1 糖尿病性腎症進展防止対策の現況
①糖尿病の食事療法は総エネルギー摂取量の制限が原則である。
②CKDの食事療法は従来,蛋白質制限とそれに伴う異化の亢進を防ぐための十分なカロリー摂取が推奨されてきた。
③超高齢化社会を迎え,特にフレイル・サルコペニアが問題となる昨今,腎臓単独を考える以上に,全人的な生活の質を考えた医療を行うことが肝要である。
2 エネルギー摂取制限
①糖尿病およびCKDにおける総エネルギー摂取量の基準は個々の患者の生活状態・合併症を考慮し,適切な量を判断するのがより重要である。
②フレイル・サルコペニアでは,エネルギー制限のみ実行すると筋力低下などの大きな障害をきたすことがあり,注意が必要である。
3 蛋白質制限と腎不全
①糖尿病およびCKDにおいて,蛋白質制限により推算糸球体濾過量(eGFR)低下や腎不全進行を抑制する報告もある。
②厳しい蛋白質制限で腎機能低下を抑制できたとしても,高齢者や栄養障害のある患者では,生命予後を含めた問題に注意が必要である。
③低蛋白食の腎保護効果を検証したランダム化比較試験(RCT)は数多く報告されているが,その結果は一貫していない。
④糖尿病においても,蛋白質量は糖尿病性腎症のリスクとはならない。顕性腎症期以降において糖尿病性腎症の進行抑制に対して蛋白質制限が有効である可能性もあるが,臨床的エビデンスは十分ではない。
4 フレイル・サルコペニアを合併した保存期CKD
①フレイル・サルコペニアを合併したCKD患者では生命予後は悪い。
②フレイル・サルコペニアを合併したCKD患者における食事療法は,適切な蛋白質摂取量とともに十分なエネルギー摂取量を確保することが重要である。
5 食塩制限
①糖尿病患者の食塩摂取目標値は,男性7.5g/日,女性6.5g/日未満とし,高血圧合併例の食塩摂取量は6.0g/日未満。

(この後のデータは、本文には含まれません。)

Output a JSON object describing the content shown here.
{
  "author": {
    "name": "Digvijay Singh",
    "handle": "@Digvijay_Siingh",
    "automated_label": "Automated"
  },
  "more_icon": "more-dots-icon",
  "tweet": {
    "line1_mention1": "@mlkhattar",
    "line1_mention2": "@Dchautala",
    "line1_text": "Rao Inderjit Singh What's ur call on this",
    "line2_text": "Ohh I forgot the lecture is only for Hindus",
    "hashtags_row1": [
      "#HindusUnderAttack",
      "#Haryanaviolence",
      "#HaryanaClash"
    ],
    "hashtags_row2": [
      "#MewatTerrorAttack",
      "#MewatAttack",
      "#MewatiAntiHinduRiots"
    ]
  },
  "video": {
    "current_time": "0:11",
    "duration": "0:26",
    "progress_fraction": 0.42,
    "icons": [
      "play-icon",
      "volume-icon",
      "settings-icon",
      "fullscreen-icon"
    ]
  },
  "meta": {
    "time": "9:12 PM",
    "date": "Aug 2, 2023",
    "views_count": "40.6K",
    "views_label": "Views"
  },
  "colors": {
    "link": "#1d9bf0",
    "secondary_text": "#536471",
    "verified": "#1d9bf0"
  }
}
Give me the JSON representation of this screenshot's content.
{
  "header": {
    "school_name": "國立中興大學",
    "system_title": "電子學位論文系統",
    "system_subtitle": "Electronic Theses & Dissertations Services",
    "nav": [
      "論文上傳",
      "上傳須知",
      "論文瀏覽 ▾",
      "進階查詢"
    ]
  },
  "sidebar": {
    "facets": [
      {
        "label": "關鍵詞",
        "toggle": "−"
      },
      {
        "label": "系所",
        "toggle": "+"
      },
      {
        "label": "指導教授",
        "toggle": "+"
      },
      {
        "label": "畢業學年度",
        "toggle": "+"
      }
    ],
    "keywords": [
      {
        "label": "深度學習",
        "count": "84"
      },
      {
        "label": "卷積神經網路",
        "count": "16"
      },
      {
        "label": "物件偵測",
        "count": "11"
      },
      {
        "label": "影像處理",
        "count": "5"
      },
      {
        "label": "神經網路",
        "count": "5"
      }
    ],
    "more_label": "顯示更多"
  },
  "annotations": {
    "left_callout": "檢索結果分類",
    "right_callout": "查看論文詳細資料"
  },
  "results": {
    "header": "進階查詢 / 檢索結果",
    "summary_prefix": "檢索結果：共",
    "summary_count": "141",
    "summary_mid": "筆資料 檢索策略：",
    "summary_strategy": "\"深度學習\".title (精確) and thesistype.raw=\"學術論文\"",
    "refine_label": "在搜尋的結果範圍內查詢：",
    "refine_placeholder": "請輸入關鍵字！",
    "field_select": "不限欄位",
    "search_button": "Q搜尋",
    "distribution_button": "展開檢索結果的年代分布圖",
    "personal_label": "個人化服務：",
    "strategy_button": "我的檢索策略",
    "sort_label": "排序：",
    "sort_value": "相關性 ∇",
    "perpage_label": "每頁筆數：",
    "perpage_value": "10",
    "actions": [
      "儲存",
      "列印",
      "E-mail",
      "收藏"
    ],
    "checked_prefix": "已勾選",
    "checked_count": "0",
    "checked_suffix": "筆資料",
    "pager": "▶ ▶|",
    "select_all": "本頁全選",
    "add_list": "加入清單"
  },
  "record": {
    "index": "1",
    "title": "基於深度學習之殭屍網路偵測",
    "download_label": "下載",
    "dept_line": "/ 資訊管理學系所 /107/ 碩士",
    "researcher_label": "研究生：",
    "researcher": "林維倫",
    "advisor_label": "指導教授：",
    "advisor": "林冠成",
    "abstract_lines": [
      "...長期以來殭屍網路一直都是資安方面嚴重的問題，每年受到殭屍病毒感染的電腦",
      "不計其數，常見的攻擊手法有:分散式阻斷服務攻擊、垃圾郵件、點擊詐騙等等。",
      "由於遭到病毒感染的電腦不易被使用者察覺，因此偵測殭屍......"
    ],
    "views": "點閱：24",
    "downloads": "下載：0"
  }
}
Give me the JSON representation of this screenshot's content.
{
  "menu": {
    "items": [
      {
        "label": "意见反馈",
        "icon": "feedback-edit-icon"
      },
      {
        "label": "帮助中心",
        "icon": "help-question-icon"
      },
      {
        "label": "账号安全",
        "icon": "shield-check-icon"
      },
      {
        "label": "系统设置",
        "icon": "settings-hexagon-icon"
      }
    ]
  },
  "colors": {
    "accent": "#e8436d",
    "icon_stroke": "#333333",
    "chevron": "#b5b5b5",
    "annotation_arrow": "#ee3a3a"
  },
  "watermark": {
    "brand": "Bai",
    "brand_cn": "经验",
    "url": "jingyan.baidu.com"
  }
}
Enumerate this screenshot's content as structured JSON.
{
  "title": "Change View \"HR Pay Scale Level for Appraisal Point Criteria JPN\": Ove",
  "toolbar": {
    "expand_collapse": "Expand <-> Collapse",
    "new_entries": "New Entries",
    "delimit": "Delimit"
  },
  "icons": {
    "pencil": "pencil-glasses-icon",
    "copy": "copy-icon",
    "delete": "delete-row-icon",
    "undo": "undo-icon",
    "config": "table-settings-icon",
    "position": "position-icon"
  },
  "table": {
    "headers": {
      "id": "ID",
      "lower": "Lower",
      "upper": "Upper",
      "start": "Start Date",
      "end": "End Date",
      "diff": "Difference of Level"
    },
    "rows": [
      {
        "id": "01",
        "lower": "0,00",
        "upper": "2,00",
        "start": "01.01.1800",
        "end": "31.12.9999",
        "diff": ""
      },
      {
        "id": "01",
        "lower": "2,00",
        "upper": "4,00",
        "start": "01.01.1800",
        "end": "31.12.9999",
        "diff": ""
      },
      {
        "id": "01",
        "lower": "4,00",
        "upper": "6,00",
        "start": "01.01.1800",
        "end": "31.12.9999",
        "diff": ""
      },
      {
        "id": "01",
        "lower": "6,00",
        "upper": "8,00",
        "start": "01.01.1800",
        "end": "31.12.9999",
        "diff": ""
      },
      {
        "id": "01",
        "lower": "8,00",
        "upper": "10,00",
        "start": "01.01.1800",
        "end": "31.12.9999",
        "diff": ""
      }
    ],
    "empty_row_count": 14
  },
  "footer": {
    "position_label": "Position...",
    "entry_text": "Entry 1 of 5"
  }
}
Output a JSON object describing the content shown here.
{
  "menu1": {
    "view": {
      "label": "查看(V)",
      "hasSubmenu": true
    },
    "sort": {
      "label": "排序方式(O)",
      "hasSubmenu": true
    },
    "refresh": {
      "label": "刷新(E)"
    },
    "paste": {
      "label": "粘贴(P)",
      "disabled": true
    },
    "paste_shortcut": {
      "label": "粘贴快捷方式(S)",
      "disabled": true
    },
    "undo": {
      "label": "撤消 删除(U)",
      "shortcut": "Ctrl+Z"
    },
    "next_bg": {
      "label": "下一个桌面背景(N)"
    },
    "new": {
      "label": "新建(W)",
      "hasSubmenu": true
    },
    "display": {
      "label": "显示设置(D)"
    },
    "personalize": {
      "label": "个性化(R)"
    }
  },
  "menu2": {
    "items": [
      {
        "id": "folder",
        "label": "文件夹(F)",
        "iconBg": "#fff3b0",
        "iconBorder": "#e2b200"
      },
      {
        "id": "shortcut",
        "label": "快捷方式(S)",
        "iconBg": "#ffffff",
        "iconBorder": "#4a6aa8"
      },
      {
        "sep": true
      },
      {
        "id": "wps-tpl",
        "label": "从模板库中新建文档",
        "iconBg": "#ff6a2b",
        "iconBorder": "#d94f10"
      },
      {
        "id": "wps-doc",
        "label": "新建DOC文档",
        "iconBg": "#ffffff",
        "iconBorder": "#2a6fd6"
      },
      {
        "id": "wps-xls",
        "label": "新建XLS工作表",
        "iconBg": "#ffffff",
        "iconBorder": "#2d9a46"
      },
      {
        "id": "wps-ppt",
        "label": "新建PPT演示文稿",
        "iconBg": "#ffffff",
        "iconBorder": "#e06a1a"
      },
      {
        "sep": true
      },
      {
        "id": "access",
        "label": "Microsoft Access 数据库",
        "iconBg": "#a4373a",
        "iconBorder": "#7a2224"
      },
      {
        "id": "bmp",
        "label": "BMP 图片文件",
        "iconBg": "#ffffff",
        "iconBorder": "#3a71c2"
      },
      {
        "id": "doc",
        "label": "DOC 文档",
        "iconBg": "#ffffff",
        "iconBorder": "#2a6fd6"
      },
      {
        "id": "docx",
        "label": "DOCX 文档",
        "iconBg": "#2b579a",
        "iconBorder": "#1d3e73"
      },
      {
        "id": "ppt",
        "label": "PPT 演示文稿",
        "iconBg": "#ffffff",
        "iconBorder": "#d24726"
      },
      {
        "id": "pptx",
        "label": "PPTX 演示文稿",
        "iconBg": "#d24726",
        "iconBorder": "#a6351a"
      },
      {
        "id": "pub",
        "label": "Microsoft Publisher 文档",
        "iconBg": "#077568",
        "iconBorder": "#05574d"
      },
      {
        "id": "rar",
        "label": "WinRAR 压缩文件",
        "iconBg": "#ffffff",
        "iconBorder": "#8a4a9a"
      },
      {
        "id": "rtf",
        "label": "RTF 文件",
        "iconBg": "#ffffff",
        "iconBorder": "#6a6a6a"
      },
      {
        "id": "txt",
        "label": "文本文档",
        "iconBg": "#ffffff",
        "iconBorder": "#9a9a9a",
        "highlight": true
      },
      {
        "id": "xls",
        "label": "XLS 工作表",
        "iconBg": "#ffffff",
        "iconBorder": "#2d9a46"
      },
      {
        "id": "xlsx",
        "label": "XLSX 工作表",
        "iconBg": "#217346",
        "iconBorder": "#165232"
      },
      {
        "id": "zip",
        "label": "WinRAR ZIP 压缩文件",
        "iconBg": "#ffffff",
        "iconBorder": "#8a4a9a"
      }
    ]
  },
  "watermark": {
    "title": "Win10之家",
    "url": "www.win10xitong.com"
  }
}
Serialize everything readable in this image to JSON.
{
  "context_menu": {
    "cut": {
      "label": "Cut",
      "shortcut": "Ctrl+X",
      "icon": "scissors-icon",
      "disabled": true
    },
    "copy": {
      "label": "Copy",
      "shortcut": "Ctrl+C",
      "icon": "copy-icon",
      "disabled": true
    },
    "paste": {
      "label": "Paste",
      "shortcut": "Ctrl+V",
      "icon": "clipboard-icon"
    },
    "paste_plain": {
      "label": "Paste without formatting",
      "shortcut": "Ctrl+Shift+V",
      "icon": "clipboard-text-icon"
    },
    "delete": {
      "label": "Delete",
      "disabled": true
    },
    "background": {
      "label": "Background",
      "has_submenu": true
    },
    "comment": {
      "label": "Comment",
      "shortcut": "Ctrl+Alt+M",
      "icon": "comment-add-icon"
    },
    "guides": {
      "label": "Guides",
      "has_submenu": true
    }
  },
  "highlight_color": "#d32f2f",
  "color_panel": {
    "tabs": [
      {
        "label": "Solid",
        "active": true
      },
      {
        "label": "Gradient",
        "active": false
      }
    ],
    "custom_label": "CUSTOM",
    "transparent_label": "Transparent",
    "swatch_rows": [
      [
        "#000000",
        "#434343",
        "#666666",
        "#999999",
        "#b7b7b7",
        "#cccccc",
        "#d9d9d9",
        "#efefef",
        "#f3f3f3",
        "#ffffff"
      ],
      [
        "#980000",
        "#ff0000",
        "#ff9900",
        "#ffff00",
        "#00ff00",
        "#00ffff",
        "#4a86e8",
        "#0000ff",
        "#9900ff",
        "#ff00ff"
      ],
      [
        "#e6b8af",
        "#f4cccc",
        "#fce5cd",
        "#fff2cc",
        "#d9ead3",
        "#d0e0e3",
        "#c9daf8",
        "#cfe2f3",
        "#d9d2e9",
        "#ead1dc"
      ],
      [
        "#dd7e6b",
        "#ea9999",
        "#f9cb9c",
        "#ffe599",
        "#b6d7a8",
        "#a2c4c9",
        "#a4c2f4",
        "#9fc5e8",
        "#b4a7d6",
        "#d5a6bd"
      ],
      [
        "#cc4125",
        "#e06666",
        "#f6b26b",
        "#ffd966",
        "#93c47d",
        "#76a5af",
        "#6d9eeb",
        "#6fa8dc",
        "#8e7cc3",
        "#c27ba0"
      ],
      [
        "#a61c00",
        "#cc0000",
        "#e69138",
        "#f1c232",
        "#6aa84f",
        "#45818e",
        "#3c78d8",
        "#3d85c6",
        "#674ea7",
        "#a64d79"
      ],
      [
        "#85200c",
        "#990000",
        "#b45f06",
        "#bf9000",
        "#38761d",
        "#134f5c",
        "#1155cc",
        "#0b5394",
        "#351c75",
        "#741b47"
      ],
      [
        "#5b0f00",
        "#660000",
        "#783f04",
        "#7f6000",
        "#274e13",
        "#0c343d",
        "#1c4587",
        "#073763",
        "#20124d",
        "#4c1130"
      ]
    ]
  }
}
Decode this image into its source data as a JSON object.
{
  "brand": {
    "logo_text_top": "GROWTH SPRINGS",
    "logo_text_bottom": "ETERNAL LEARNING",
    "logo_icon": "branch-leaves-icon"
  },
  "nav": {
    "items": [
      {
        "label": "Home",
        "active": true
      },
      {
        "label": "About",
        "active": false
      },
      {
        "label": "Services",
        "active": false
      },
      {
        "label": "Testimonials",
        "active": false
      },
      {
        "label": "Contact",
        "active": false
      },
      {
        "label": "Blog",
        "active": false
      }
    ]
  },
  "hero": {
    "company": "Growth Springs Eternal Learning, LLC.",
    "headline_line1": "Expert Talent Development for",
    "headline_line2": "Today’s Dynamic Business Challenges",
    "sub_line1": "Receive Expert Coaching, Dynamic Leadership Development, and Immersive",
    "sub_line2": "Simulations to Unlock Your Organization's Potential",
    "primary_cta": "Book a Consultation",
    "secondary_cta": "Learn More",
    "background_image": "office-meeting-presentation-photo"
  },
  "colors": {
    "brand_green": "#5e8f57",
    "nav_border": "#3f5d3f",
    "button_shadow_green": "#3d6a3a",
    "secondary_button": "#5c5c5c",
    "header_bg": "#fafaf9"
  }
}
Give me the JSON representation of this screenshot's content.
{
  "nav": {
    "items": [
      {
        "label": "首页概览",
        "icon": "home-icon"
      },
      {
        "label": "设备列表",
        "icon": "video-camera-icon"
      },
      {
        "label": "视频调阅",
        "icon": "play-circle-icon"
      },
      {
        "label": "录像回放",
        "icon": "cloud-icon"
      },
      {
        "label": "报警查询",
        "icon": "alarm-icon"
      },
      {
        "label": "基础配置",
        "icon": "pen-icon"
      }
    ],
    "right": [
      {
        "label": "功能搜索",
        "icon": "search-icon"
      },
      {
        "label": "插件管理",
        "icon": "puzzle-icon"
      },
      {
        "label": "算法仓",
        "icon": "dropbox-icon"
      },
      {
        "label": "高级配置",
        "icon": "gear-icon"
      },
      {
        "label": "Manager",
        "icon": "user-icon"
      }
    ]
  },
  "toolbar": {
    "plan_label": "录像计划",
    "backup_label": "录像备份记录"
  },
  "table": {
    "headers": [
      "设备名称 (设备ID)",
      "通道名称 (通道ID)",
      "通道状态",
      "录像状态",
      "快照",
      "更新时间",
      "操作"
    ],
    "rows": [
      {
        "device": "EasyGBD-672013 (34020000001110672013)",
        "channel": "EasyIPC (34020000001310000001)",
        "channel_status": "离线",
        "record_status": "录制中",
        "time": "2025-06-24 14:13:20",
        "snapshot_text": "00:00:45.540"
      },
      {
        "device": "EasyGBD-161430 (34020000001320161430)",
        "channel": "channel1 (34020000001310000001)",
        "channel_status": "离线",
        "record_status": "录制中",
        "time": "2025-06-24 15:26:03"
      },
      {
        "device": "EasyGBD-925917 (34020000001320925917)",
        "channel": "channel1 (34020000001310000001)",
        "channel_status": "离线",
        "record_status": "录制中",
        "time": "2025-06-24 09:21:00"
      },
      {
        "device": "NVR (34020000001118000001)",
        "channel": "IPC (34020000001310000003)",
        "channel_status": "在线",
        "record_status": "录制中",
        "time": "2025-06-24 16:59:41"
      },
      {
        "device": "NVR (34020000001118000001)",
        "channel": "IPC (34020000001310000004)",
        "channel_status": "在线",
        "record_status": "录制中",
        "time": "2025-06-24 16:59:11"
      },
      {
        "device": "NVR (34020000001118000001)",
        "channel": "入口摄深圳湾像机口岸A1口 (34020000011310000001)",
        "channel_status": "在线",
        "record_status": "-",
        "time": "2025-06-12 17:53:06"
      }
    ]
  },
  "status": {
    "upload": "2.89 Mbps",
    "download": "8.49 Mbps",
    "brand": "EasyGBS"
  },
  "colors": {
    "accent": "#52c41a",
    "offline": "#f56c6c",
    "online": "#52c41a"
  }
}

②CKD患者の食塩摂取目標値は3~6g/日。ただし,食欲低下によりフレイル・サルコペニアを生じないような配慮が必要である。
③特に高齢者においては,尿量,身体活動度,体格,栄養状態等の臨床的背景を考慮し適宜調整が必要である。
6 CKD患者に厳格な栄養管理は必要か?
実臨床としては「腎」という単一臓器のみを考えるのではなく,「人全体」としてとらえることが重要である。すなわち,生命予後・腎の予後のみを考えるだけでなく,生活の質を考えた管理が重要である。